1. Speeding (Review of Special Relativity).


2. Curving (Spacetime Near a Non-Rotating Black Hole).


Project A: The Global Positioning System.


3. Plunging (Diving Toward a Black Hole).


Project B: Inside The Black Hole.


4. Orbiting (Zooming Around a Black Hole).


Project C: Advance of Mercury's Perihelion.


5. Seeing (Bending and Orbiting Light).


Project D: Einstein Rings.


Project E: Light Slowed Near Sun.


Project F: The Spinning Black Hole.


Project G: The Friedmann Universe.


Readings in General Relativity.


Glossaries of Symbols and Terms.


Index.


Selected Formulas.


Selected Physical Constants.

American Journal of Physics, Vol. 69, No. 11, pp. 1212-1213, November 2001

(c)2001 American Association of Physics Teachers. All rights reserved.



Most students embarking on a major in physics probably anticipate that they will have the opportunity to elect one or more semesters of study in relativity, and many students majoring in mathematics and computer science also have a strong interest in the subject. Among the introductory texts on special relativity, Taylor and Wheeler's Spacetime Physics (SP), with its conversational tone and its emphasis on geometry, has long played an important role. However, there have been few if any books on general relativity that have managed to be both scholarly and truly introductory. Exploring Black Holes: Introduction to General Relativity (EBH) is just such a book. Through carefully chosen restrictions on coverage, the authors enable the serious study of general relativity by students who have completed a year of calculus and who are prepared for intellectual labor.

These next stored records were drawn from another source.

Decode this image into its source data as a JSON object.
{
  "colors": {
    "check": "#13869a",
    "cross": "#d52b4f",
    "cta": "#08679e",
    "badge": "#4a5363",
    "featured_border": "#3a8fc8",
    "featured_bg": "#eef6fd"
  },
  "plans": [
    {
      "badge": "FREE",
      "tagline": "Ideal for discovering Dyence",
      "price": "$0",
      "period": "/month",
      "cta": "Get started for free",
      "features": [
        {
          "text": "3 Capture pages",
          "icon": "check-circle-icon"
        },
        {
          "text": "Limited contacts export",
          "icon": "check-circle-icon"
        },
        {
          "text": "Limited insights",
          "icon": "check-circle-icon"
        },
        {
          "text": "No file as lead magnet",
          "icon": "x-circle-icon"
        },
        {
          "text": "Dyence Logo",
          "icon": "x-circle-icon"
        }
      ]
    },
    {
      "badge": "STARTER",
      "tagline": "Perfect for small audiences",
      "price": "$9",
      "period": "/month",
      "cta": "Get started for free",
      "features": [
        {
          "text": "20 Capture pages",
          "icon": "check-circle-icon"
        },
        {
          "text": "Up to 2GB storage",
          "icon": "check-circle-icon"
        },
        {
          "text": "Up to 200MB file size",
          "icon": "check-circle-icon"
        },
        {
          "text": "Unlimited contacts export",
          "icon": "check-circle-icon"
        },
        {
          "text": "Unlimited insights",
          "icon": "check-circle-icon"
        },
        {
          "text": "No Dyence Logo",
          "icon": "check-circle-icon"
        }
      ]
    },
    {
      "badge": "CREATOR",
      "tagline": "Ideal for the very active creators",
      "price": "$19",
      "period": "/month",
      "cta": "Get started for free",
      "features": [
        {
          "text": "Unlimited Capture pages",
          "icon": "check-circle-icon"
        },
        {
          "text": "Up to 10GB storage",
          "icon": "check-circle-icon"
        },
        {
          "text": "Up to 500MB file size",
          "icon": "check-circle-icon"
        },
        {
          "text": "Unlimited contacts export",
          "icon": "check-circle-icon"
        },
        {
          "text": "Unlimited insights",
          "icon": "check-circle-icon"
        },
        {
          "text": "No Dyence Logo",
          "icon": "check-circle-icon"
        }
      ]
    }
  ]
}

The book has been years in the making; there were several self-published preliminary versions. Thomas Roman of Central Connecticut State University provided a post-use review of the 1995 version (Scouting Black Holes: Exploring General Relativity with Calculus) in this journal [63, 1053-1054 (1995)]. EBH retains the basic structure of that earlier version, but the authors have made many improvements, additions, and corrections. The process of refinement continues: I am informed that Edwin Taylor uses each new printing of the text to correct errors and polish explanations.

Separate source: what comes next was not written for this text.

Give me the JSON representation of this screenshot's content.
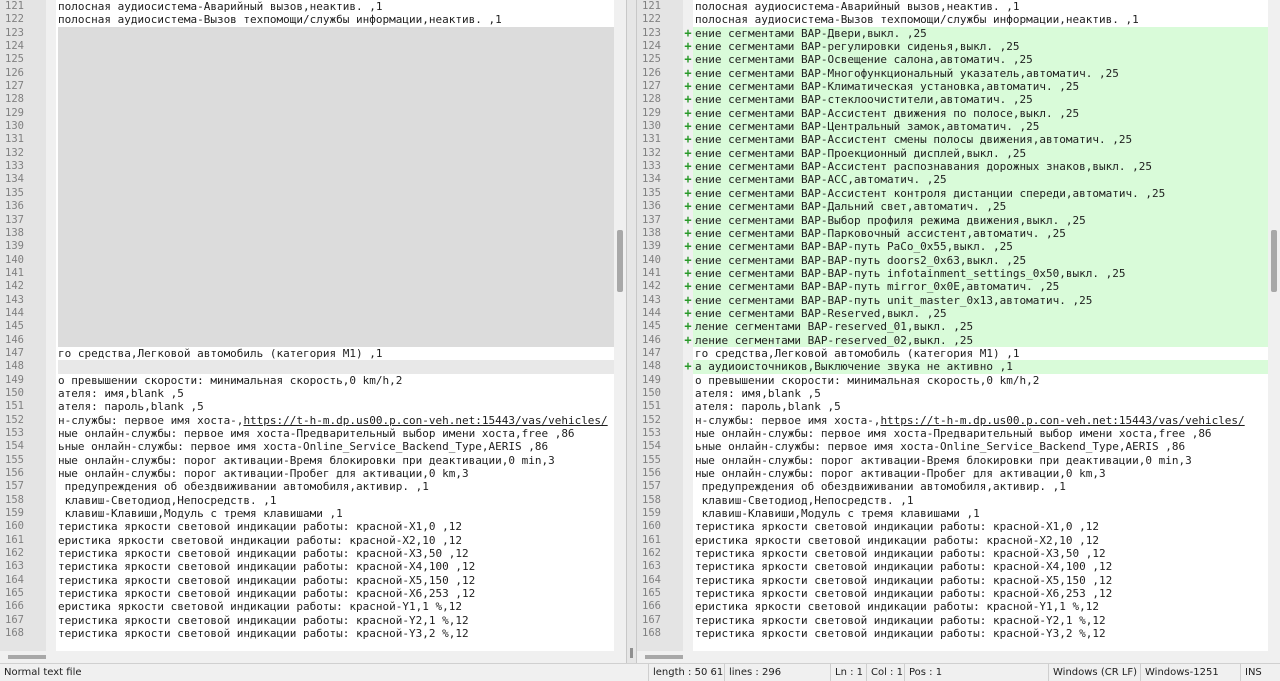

I used EBH in a course entitled "Topics in Physics: Relativity" at James Madison University during the Fall 2000 semester; the prerequisites were one year each of physics and calculus. Fourteen students enrolled for the course, and twelve completed it (six seniors, three juniors, and three sophomores). All had encountered special relativity in the introductory physics survey, and the upper-division physics majors had also spent a couple of weeks studying special relativity in a one-semester modern physics course.

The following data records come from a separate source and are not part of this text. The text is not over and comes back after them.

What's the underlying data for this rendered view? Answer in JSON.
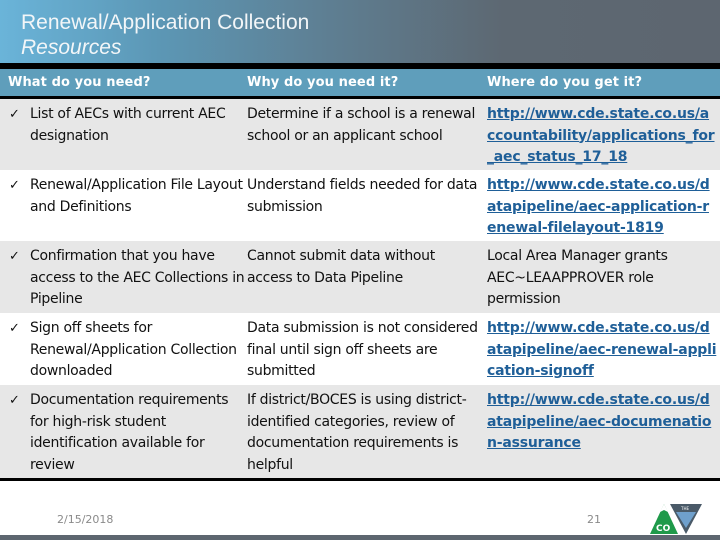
{
  "slide": {
    "title_line1": "Renewal/Application Collection",
    "title_line2": "Resources",
    "footer_date": "2/15/2018",
    "page_number": "21",
    "logo": "cde-colorado-logo",
    "colors": {
      "title_gradient_start": "#6ab4d9",
      "title_gradient_end": "#5d6670",
      "header_blue": "#5f9ebb",
      "row_alt": "#e7e7e7",
      "link": "#1f5f98"
    }
  },
  "table": {
    "headers": [
      "What do you need?",
      "Why do you need it?",
      "Where do you get it?"
    ],
    "check_icon": "✓",
    "rows": [
      {
        "need": "List of AECs with current AEC designation",
        "why": "Determine if a school is a renewal school or an applicant school",
        "where": "http://www.cde.state.co.us/accountability/applications_for_aec_status_17_18",
        "where_is_link": true
      },
      {
        "need": "Renewal/Application File Layout and Definitions",
        "why": "Understand fields needed for data submission",
        "where": "http://www.cde.state.co.us/datapipeline/aec-application-renewal-filelayout-1819",
        "where_is_link": true
      },
      {
        "need": "Confirmation that you have access to the AEC Collections in Pipeline",
        "why": "Cannot submit data without access to Data Pipeline",
        "where": "Local Area Manager grants AEC~LEAAPPROVER role permission",
        "where_is_link": false
      },
      {
        "need": "Sign off sheets for Renewal/Application Collection downloaded",
        "why": "Data submission is not considered final until sign off sheets are submitted",
        "where": "http://www.cde.state.co.us/datapipeline/aec-renewal-application-signoff",
        "where_is_link": true
      },
      {
        "need": "Documentation requirements for high-risk student identification available for review",
        "why": "If district/BOCES is using district-identified categories, review of documentation requirements is helpful",
        "where": "http://www.cde.state.co.us/datapipeline/aec-documenation-assurance",
        "where_is_link": true
      }
    ]
  }
}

EBH was one of three required texts, the other two being SP and Kip Thorne's Black Holes and Time Warps (a narrative of the development of general relativity as witnessed by one of its foremost practitioners). Approximately half of the semester was devoted to a thorough discussion of special relativity using SP. The first few chapters of Thorne's book were
also assigned in the first half of the semester, both to lighten the reading load during the second half and to accustom students to Einstein's geometrical vision of gravitation.



During the eight weeks devoted to general relativity, the class managed to cover all five chapters of EBH (Speeding, Curving, Plunging, Orbiting, and Seeing) and four of the seven "projects." Students found the project on the Global Positioning System (GPS) fascinating, both because several of them had used GPS devices and because general-relativistic effects must be included in the analysis in order to for the GPS system to be accurate enough to be useful.



Almost without exception, the students rated EBH as very clear and interestingly written. Their previous contact with GR (if any) was of the "gee-whiz" variety, and they took evident pride in being able to grapple with some of the intellectual challenges of the theory. The authors are careful to acknowledge the limitations of a treatment in which the mathematical apparatus is limited to a year of calculus, but the students and I were pleased at how much can be accomplished. Our experience suggests that any physics professor who is prepared to make the effort can provide a worthy undergraduate introduction to GR, with the help of Taylor and Wheeler. My only prior experience with general relativity was a two-semester sequence (based on Weinberg's Gravitation and Cosmology) taken as a graduate student many years ago.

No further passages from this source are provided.